Calling herself “bullish” on books, Paul said there is every reason to be optimistic.

“It’s been great to see the upswing in independent bookstores,” she said. “It’s been great to see, for me, also the surge in audiobooks and listening to stories and the way in which people are coming at books from another angle.”

Just as e-books have not supplanted print books, the distracting allure of smartphones won’t triumph over the pleasures of reading, Paul contended.

“I’m not saying that the digital world does not encroach upon people’s free time and energy, but I think that we’re turning a corner and that people are looking at their lives and how they are using their free time, and you need an antidote to Twitter and Instagram,” she said.

Long-form, immersive storytelling satisfies in a way that tweets never will. “In a way, our biggest competition is really, really good television, but I feel that even television is aping novels,” she said.

Booksellers at Wi13 listen to Pamela Paul and Oren Teicher discuss books.
Booksellers at Wi13 listen to Pamela Paul and Oren Teicher discuss books.

Paul then talked about her memoir, My Life With Bob: Flawed Heroine Keeps Book of Books, Plot Ensues (Henry Holt & Co.), which recounts the story of the diary of books she’s kept since her youth. The “Bob” in the title is not a man but her “Book of Books,” a journal that she has semi-facetiously written would be the first thing she would grab in a fire, even before photo albums.

“Part of the reason I think about my life in terms of the books that I’ve read and where I was is I remember that,” said Paul. “That is because, unlike any other art form, reading is truly interactive in the real deep sense of the world… You’re telling the story when you read a book as much as the author is telling a story, and I think that, for me, is why the power of books is stronger than all those other art forms and won’t go away.”

Raising the topic of Amazon, Teicher asked Paul to give her perspective on the online retail behemoth.

“In talking about the business of books, it would be difficult not to ask you about Amazon,” he said. “Their size, their influence, not just in our business but overall in the American economy, is pretty significant. What do you think about it? What’s your view?”

Paul explained that the Times approaches its coverage of Amazon impartially but rigorously.
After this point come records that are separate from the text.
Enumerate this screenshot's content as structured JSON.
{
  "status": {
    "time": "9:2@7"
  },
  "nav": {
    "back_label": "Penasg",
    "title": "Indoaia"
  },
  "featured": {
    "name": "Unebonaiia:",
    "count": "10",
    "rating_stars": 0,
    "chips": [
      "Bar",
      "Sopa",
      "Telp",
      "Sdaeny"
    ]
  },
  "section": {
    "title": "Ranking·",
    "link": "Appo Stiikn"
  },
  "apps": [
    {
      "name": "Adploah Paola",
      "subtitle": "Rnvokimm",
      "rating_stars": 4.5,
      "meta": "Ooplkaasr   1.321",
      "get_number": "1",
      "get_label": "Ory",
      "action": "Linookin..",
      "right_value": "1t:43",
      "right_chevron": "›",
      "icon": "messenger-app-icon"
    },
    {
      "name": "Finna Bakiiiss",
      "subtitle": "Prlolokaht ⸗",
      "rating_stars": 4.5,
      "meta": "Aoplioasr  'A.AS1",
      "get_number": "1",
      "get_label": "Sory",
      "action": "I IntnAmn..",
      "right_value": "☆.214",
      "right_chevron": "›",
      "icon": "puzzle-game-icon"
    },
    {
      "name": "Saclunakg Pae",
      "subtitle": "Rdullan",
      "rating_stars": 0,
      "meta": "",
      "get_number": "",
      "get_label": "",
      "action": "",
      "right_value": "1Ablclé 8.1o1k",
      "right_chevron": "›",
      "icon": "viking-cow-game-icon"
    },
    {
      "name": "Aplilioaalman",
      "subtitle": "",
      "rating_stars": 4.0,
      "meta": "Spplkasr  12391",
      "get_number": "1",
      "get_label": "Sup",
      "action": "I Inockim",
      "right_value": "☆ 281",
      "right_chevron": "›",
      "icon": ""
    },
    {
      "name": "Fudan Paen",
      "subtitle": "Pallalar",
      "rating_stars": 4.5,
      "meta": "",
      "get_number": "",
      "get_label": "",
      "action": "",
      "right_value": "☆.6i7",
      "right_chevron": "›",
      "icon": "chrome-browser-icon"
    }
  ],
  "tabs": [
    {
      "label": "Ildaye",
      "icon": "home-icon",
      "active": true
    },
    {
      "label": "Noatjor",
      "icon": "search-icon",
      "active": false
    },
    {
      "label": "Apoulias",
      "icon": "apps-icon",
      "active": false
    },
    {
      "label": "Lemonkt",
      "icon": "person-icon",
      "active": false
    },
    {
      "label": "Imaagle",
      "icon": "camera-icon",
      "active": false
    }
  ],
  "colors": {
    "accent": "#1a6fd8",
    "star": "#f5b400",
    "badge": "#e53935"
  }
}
“We approach it in the same journalistic way that we approach the presidency, which is that we are journalists, we are not here to opine on this,” she said. “We are not reviewing Amazon as a business, but covering it as an enterprise and covering it as an industry that is having an enormous impact on the way we read and many other things.”

Turning to the topic of favorite bookstores, Paul said she likes to frequent bookstores when she travels because she has the free time then to enjoy browsing the shelves.

“Every year, I go to Vermont and I go to Northshire Bookstore. I love that store, and my kids love that store and think of it as their store,” she said.

During an 11-day trip to South Dakota, Mitzi’s Books in Rapid City became a frequent stop for her children, who are voracious readers and who needed to replenish their book supplies more than once.

Paul, who also hosts the weekly podcast Inside the New York Times Book Review, said she generally talks about books she’s reading for pleasure on the podcast because one of the ground rules is no talking about books before they come out, which eliminates most titles she reads for work.

Given her busy schedule, Paul said it can take a while to get through certain books. “It puts a lot of pressure on us to be constantly reading something new,” she said, adding, “I read a lot of backlist, to be honest. The best book I read last year by far was Wilkie Collins’ The Woman in White, which a lot of you already read long ago. And I did buy it in a local bookstore in Larchmont in Westchester.”